U.S. Supreme Court to hear dispute over Democratic bid for Trump hotel documents

By Andrew Chung

(Reuters) -The U.S. Supreme Court on Monday agreed to hear a bid by President Joe Biden's administration to block a lawsuit by several congressional Democrats seeking details of a government lease for a Washington hotel concerning when it was owned by his predecessor Donald Trump.

The justices took up an appeal by the General Services Administration (GSA), which manages federal government real estate, of a lower court's ruling allowing the lawsuit by U.S. House of Representatives Democrats to proceed. The lawmakers sued after the agency declined to provide details of a 2013 lease of the Old Post Office building to the Republican former president's company to convert it into a hotel.

The opulent hotel with a soaring clock tower, located on Pennsylvania Avenue between the White House and the U.S. Capitol, opened shortly before Trump was elected in 2016. The lease was sold last year for $375 million and rebranded as a Waldorf Astoria.

The hotel became a gathering spot for Trump supporters, lobbyists and foreign dignitaries, who Democrats and watchdog groups complained could patronize the hotel in order to curry favor with Trump when he was in office.

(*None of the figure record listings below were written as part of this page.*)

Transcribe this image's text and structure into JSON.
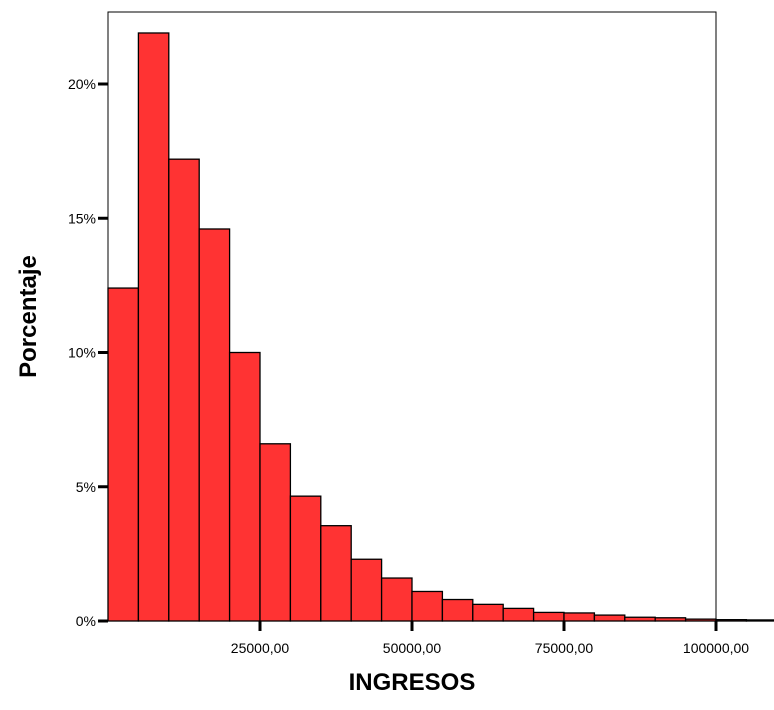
{
  "chart_data": {
    "type": "bar",
    "subtype": "histogram",
    "title": "",
    "xlabel": "INGRESOS",
    "ylabel": "Porcentaje",
    "bin_width": 5000,
    "x_start": 0,
    "xlim": [
      0,
      100000
    ],
    "ylim": [
      0,
      22
    ],
    "xticks": [
      {
        "value": 25000,
        "label": "25000,00"
      },
      {
        "value": 50000,
        "label": "50000,00"
      },
      {
        "value": 75000,
        "label": "75000,00"
      },
      {
        "value": 100000,
        "label": "100000,00"
      }
    ],
    "yticks": [
      {
        "value": 0,
        "label": "0%"
      },
      {
        "value": 5,
        "label": "5%"
      },
      {
        "value": 10,
        "label": "10%"
      },
      {
        "value": 15,
        "label": "15%"
      },
      {
        "value": 20,
        "label": "20%"
      }
    ],
    "values": [
      12.4,
      21.9,
      17.2,
      14.6,
      10.0,
      6.6,
      4.65,
      3.55,
      2.3,
      1.6,
      1.1,
      0.8,
      0.62,
      0.47,
      0.32,
      0.3,
      0.22,
      0.14,
      0.12,
      0.07,
      0.05,
      0.04
    ],
    "grid": false,
    "colors": {
      "bar_fill": "#ff3333",
      "bar_stroke": "#000000",
      "frame": "#000000"
    }
  }
}
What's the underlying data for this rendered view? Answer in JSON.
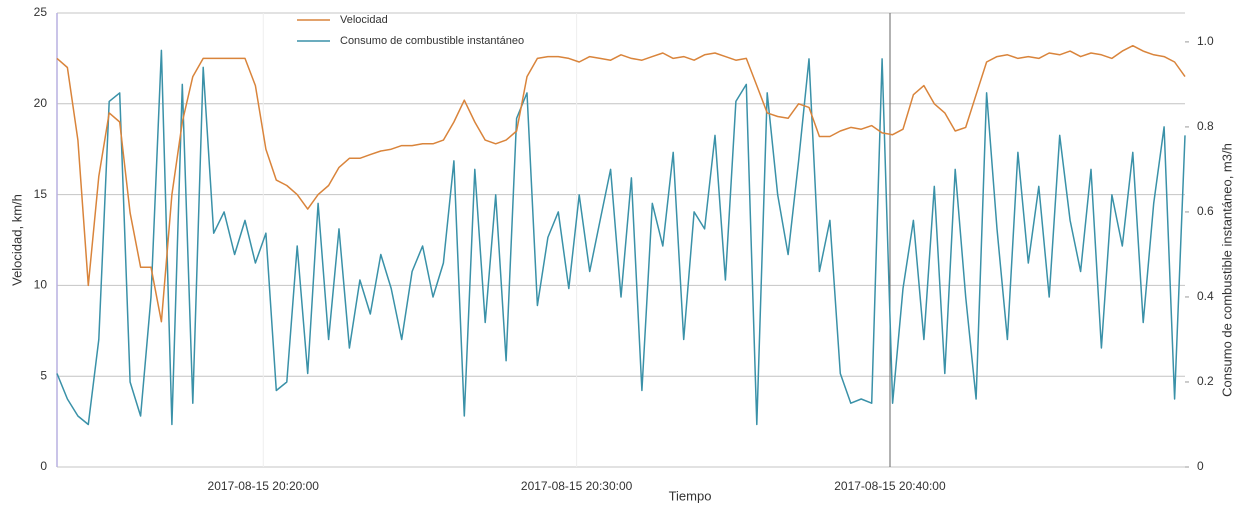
{
  "chart_data": {
    "type": "line",
    "xlabel": "Tiempo",
    "ylabel": "Velocidad, km/h",
    "y2label": "Consumo de combustible instantáneo, m3/h",
    "x": [
      "2017-08-15 20:13:25",
      "2017-08-15 20:13:45",
      "2017-08-15 20:14:05",
      "2017-08-15 20:14:25",
      "2017-08-15 20:14:45",
      "2017-08-15 20:15:05",
      "2017-08-15 20:15:25",
      "2017-08-15 20:15:45",
      "2017-08-15 20:16:05",
      "2017-08-15 20:16:25",
      "2017-08-15 20:16:45",
      "2017-08-15 20:17:05",
      "2017-08-15 20:17:25",
      "2017-08-15 20:17:45",
      "2017-08-15 20:18:05",
      "2017-08-15 20:18:25",
      "2017-08-15 20:18:45",
      "2017-08-15 20:19:05",
      "2017-08-15 20:19:25",
      "2017-08-15 20:19:45",
      "2017-08-15 20:20:05",
      "2017-08-15 20:20:25",
      "2017-08-15 20:20:45",
      "2017-08-15 20:21:05",
      "2017-08-15 20:21:25",
      "2017-08-15 20:21:45",
      "2017-08-15 20:22:05",
      "2017-08-15 20:22:25",
      "2017-08-15 20:22:45",
      "2017-08-15 20:23:05",
      "2017-08-15 20:23:25",
      "2017-08-15 20:23:45",
      "2017-08-15 20:24:05",
      "2017-08-15 20:24:25",
      "2017-08-15 20:24:45",
      "2017-08-15 20:25:05",
      "2017-08-15 20:25:25",
      "2017-08-15 20:25:45",
      "2017-08-15 20:26:05",
      "2017-08-15 20:26:25",
      "2017-08-15 20:26:45",
      "2017-08-15 20:27:05",
      "2017-08-15 20:27:25",
      "2017-08-15 20:27:45",
      "2017-08-15 20:28:05",
      "2017-08-15 20:28:25",
      "2017-08-15 20:28:45",
      "2017-08-15 20:29:05",
      "2017-08-15 20:29:25",
      "2017-08-15 20:29:45",
      "2017-08-15 20:30:05",
      "2017-08-15 20:30:25",
      "2017-08-15 20:30:45",
      "2017-08-15 20:31:05",
      "2017-08-15 20:31:25",
      "2017-08-15 20:31:45",
      "2017-08-15 20:32:05",
      "2017-08-15 20:32:25",
      "2017-08-15 20:32:45",
      "2017-08-15 20:33:05",
      "2017-08-15 20:33:25",
      "2017-08-15 20:33:45",
      "2017-08-15 20:34:05",
      "2017-08-15 20:34:25",
      "2017-08-15 20:34:45",
      "2017-08-15 20:35:05",
      "2017-08-15 20:35:25",
      "2017-08-15 20:35:45",
      "2017-08-15 20:36:05",
      "2017-08-15 20:36:25",
      "2017-08-15 20:36:45",
      "2017-08-15 20:37:05",
      "2017-08-15 20:37:25",
      "2017-08-15 20:37:45",
      "2017-08-15 20:38:05",
      "2017-08-15 20:38:25",
      "2017-08-15 20:38:45",
      "2017-08-15 20:39:05",
      "2017-08-15 20:39:25",
      "2017-08-15 20:39:45",
      "2017-08-15 20:40:05",
      "2017-08-15 20:40:25",
      "2017-08-15 20:40:45",
      "2017-08-15 20:41:05",
      "2017-08-15 20:41:25",
      "2017-08-15 20:41:45",
      "2017-08-15 20:42:05",
      "2017-08-15 20:42:25",
      "2017-08-15 20:42:45",
      "2017-08-15 20:43:05",
      "2017-08-15 20:43:25",
      "2017-08-15 20:43:45",
      "2017-08-15 20:44:05",
      "2017-08-15 20:44:25",
      "2017-08-15 20:44:45",
      "2017-08-15 20:45:05",
      "2017-08-15 20:45:25",
      "2017-08-15 20:45:45",
      "2017-08-15 20:46:05",
      "2017-08-15 20:46:25",
      "2017-08-15 20:46:45",
      "2017-08-15 20:47:05",
      "2017-08-15 20:47:25",
      "2017-08-15 20:47:45",
      "2017-08-15 20:48:05",
      "2017-08-15 20:48:25",
      "2017-08-15 20:48:45",
      "2017-08-15 20:49:05",
      "2017-08-15 20:49:25"
    ],
    "series": [
      {
        "name": "Velocidad",
        "color": "#d9843b",
        "axis": "y",
        "values": [
          22.5,
          22,
          18,
          10,
          16,
          19.5,
          19,
          14,
          11,
          11,
          8,
          15,
          19,
          21.5,
          22.5,
          22.5,
          22.5,
          22.5,
          22.5,
          21,
          17.5,
          15.8,
          15.5,
          15,
          14.2,
          15,
          15.5,
          16.5,
          17,
          17,
          17.2,
          17.4,
          17.5,
          17.7,
          17.7,
          17.8,
          17.8,
          18,
          19,
          20.2,
          19,
          18,
          17.8,
          18,
          18.5,
          21.5,
          22.5,
          22.6,
          22.6,
          22.5,
          22.3,
          22.6,
          22.5,
          22.4,
          22.7,
          22.5,
          22.4,
          22.6,
          22.8,
          22.5,
          22.6,
          22.4,
          22.7,
          22.8,
          22.6,
          22.4,
          22.5,
          21,
          19.5,
          19.3,
          19.2,
          20,
          19.8,
          18.2,
          18.2,
          18.5,
          18.7,
          18.6,
          18.8,
          18.4,
          18.3,
          18.6,
          20.5,
          21,
          20,
          19.5,
          18.5,
          18.7,
          20.5,
          22.3,
          22.6,
          22.7,
          22.5,
          22.6,
          22.5,
          22.8,
          22.7,
          22.9,
          22.6,
          22.8,
          22.7,
          22.5,
          22.9,
          23.2,
          22.9,
          22.7,
          22.6,
          22.3,
          21.5
        ]
      },
      {
        "name": "Consumo de combustible instantáneo",
        "color": "#3a91a8",
        "axis": "y2",
        "values": [
          0.22,
          0.16,
          0.12,
          0.1,
          0.3,
          0.86,
          0.88,
          0.2,
          0.12,
          0.4,
          0.98,
          0.1,
          0.9,
          0.15,
          0.94,
          0.55,
          0.6,
          0.5,
          0.58,
          0.48,
          0.55,
          0.18,
          0.2,
          0.52,
          0.22,
          0.62,
          0.3,
          0.56,
          0.28,
          0.44,
          0.36,
          0.5,
          0.42,
          0.3,
          0.46,
          0.52,
          0.4,
          0.48,
          0.72,
          0.12,
          0.7,
          0.34,
          0.64,
          0.25,
          0.82,
          0.88,
          0.38,
          0.54,
          0.6,
          0.42,
          0.64,
          0.46,
          0.58,
          0.7,
          0.4,
          0.68,
          0.18,
          0.62,
          0.52,
          0.74,
          0.3,
          0.6,
          0.56,
          0.78,
          0.44,
          0.86,
          0.9,
          0.1,
          0.88,
          0.64,
          0.5,
          0.72,
          0.96,
          0.46,
          0.58,
          0.22,
          0.15,
          0.16,
          0.15,
          0.96,
          0.15,
          0.42,
          0.58,
          0.3,
          0.66,
          0.22,
          0.7,
          0.4,
          0.16,
          0.88,
          0.56,
          0.3,
          0.74,
          0.48,
          0.66,
          0.4,
          0.78,
          0.58,
          0.46,
          0.7,
          0.28,
          0.64,
          0.52,
          0.74,
          0.34,
          0.62,
          0.8,
          0.16,
          0.78
        ]
      }
    ],
    "xlim": [
      "2017-08-15 20:13:25",
      "2017-08-15 20:49:25"
    ],
    "xticks": [
      "2017-08-15 20:20:00",
      "2017-08-15 20:30:00",
      "2017-08-15 20:40:00"
    ],
    "ylim": [
      0,
      25
    ],
    "yticks": [
      0,
      5,
      10,
      15,
      20,
      25
    ],
    "y2lim": [
      0,
      1.068
    ],
    "y2ticks": [
      0,
      0.2,
      0.4,
      0.6,
      0.8,
      {
        "value": 1,
        "label": "1.0"
      }
    ],
    "grid": true,
    "legend": "top"
  }
}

Lawsuits accused Trump of violating the U.S. Constitution's anti-corruption provisions by maintaining ownership of his businesses including the Washington hotel while in office. The justices ordered those cases dismissed because they became moot with Trump leaving office in 2021 after his election loss to Biden, a Democrat.

The case pursued by the lawmakers tests whether small groups of legislators have the proper legal standing to sue to enforce a federal law aimed at obtaining information from federal agencies.

The law dates to 1928 and lets a minority on the 45-member House Oversight and Reform Committee to request and receive information from executive agencies. Under the so-called "seven-member rule," at least seven members must make the request.

The GSA rejected several requests by a group of Democrats, whose party was then - as today - the minority in the House, saying they did not have the authority as individual members to conduct oversight.

Seventeen Democratic members of the House Oversight and Reform Committee sued in 2017 to compel disclosure of the information they sought, including GSA's actions given that the lease agreement prohibited elected officials from benefiting from the lease.

Some of the lawmakers who sued are no longer part of the committee while some others are no longer in Congress. The action was led by the committee's former top Democrat Elijah Cummings, who died in 2019.

A federal judge dismissed the case, finding that the committee members did not as legislators suffer the kind of legal injury that would entitle them to sue.

The U.S. Court of Appeals for the District of Columbia Circuit revived the case in 2020, concluding: "A rebuffed request for information to which the requester is statutorily entitled is a concrete, particularized and individualized personal injury."

Biden's Justice Department, defending the GSA, appealed the case to the Supreme Court, saying that the case could set an unwelcome precedent by allowing just a few members of Congress, even fringe members of a minority party, to distract and harass executive branch officials.

"Such disputes between the political branches are properly resolved through the long-established political process of negotiation and compromise," the Justice Department told the justices in a filing.